Preparing the data from https://data.gov.ie/ prior to doing the analyis.

In [2]:
import pandas as pd
import glob
import json
import pickle

## Fixers

There was some inconsistency in the way the data is recorded, between different elections and different local authorities. We may be able to realise the difference between `Non-Transferrable` and `Non_Transferrable` votes, but to the computer they are furballs. Therefore, I created three `.json` objects to ensure consistency across all streams.

In [3]:
with open("column_renamers/count.json") as f: count_columns = json.load(f)
with open("column_renamers/candidate.json") as f: candidate_columns = json.load(f)
with open("column_renamers/constituency-fixer.json") as f: con_fixer = json.load(f)

## Functions

Functions aren't as common in Jupyter Notebooks as they are in *regular* programming, but the data was sufficiently complex here to make them worthwhile.
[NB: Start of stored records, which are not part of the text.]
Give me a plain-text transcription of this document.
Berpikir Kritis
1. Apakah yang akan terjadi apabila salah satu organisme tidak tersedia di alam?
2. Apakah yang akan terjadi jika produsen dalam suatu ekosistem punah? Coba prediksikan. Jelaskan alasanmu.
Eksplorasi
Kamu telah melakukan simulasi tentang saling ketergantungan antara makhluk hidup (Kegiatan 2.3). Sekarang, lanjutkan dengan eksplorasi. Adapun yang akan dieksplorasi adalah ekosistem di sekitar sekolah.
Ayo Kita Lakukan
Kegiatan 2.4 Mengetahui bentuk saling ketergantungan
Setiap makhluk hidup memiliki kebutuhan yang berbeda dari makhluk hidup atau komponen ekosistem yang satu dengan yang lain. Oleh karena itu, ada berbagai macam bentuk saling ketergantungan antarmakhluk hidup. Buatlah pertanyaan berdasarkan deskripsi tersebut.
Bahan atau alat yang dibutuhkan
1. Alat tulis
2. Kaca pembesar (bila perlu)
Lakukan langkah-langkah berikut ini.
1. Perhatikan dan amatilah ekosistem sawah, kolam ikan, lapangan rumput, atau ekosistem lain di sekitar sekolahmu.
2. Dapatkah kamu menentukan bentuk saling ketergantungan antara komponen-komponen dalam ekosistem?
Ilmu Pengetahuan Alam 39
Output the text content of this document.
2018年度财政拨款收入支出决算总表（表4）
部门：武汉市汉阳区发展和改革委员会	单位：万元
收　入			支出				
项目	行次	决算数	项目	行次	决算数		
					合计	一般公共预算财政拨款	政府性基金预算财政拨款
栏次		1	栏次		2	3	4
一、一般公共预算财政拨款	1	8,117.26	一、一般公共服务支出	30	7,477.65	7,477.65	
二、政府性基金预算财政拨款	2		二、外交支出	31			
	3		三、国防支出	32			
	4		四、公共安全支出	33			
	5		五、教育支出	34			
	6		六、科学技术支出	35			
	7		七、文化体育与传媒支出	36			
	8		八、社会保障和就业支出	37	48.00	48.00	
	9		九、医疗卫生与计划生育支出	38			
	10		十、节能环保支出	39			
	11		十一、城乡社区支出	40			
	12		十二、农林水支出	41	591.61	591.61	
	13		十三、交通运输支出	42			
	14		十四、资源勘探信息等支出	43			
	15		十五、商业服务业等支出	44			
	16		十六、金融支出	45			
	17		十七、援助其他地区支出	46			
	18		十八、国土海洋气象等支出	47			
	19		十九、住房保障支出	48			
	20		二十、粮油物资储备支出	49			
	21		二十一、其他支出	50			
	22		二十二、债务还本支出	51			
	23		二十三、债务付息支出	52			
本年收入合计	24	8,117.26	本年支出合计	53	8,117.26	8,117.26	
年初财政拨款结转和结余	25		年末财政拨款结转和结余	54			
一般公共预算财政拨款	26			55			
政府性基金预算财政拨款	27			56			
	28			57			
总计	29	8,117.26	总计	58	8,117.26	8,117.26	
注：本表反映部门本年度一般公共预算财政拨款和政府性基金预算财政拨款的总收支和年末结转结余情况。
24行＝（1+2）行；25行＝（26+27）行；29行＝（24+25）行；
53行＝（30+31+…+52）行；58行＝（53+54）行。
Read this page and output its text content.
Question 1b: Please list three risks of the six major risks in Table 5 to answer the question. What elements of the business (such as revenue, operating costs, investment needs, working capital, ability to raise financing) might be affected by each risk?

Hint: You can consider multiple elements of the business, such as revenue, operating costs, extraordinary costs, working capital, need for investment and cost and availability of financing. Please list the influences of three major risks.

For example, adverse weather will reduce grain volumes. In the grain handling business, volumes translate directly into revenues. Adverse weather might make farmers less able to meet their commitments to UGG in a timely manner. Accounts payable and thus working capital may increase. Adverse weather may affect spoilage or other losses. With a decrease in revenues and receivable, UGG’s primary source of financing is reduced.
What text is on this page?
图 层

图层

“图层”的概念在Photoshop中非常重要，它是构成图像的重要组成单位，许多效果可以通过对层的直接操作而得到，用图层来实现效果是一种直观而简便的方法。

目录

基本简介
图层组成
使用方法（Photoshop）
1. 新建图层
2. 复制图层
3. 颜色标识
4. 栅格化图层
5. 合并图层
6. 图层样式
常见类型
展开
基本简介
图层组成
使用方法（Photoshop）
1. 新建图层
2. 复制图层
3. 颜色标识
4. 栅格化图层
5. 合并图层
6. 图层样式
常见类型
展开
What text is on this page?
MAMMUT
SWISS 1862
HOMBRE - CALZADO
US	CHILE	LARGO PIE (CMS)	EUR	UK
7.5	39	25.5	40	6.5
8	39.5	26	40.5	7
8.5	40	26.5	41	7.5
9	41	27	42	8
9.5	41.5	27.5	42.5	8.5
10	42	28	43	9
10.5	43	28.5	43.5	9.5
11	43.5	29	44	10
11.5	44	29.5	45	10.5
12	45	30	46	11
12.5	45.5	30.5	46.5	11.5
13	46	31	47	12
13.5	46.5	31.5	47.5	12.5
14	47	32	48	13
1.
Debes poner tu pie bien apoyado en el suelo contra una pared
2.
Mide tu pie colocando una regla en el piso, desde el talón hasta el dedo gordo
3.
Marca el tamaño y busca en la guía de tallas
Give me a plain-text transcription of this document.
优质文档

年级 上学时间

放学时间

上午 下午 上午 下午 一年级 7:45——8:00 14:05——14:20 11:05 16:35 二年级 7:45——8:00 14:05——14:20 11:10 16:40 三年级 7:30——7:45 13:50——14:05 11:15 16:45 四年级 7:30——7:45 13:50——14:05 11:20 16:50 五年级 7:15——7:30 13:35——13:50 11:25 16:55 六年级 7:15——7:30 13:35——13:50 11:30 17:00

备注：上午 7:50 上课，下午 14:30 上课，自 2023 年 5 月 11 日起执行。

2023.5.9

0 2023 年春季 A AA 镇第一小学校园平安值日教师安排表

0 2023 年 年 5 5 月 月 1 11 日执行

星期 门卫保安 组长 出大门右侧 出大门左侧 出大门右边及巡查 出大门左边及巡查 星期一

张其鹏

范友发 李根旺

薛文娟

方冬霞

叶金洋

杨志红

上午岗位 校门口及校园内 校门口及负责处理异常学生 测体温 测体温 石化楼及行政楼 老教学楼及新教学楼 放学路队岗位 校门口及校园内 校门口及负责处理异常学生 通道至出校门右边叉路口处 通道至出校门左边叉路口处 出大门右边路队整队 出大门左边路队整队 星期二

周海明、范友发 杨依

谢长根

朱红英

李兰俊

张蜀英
As such, I wrote five functions - three to handle the preparation of the main data structures, which are count, candidate and constituency records, and two helper functions used by the bigger functions - `name_candidates()` to give the candidates a consistent name, and `create_keys()`, to allow me to connect the data more easily.

In [4]:
def name_candidates(someDf):
    """
    A helper function to provide each candidate with a single name field, identifying them
    by full name and by party.
    """
    names = []
    for a, b in someDf.iterrows():
        name = " ".join([b['First Name'], b['Surname']])
        name = ", ".join([name, b['Party Abbreviation']])
        names.append(name)
        
    return names

In [5]:
def create_keys(someDf, election):
    """
    A helper function to provide each row of a database with a unique identifier, based on
    Constitution Number, Candidate Id and an ID for a particular election.
    """
    keys = []
    for a, b in someDf.iterrows():
        keys.append((election, b['Constituency Number'], b['Candidate Id']))
    return keys

In [6]:
def create_constituency_data(url):
    """
    read a constituency file and return it as a dictionary, keyed by
    Constituency Number.
    """
    df = pd.read_csv(url)
    df.index = df['Constituency Number']
    df['Constituency Name'] = df['Constituency Name'].map(con_fixer)
    del(df['Constituency Number'])
    
    return df.to_dict('index')

In [7]:
def create_candidate_data(url, election, constituencyDict):
    """
    read a candidate file and parse it.
    """
    df = pd.read_csv(url)
    df.rename(columns=candidate_columns, inplace=True)
    df['name'] = name_candidates(df)
    df['key'] = create_keys(df, election)
    df['seats'] = df['Constituency Number'].apply(lambda x: constituencyDict[x]['Seats Filled'])
    df['Result'] = df['Result'].apply(lambda x: x if x=="Elected" else "Not Elected")
    df['Constituency'] = df['Constituency'].map(con_fixer)
    df = df[['Constituency', 'Gender', 'Party', 'Count Number', 'Votes', 'Result', 'name', 'key', 'seats']]
    return df

In [8]:
def create_count_data(url, election):
    """
    read a count file and parse it.
    """
    df = pd.read_csv(url)
    df.rename(columns=count_columns, inplace=True)
    df['key'] = create_keys(df, election)
    df = df[['Result', 'Count Number', 'Non-Transferable', 'Occurred On Count','Transfers',
       'Votes', 'Total Votes', 'Constituency Number', 'Candidate Id', 'key']]
    return df

## That Data Dictionary

Again, the data can quickly get confusing so I thought it best to lock down as a dictionary, as laid out below. It made for more verbose variables, but it was much easier to tell what was what.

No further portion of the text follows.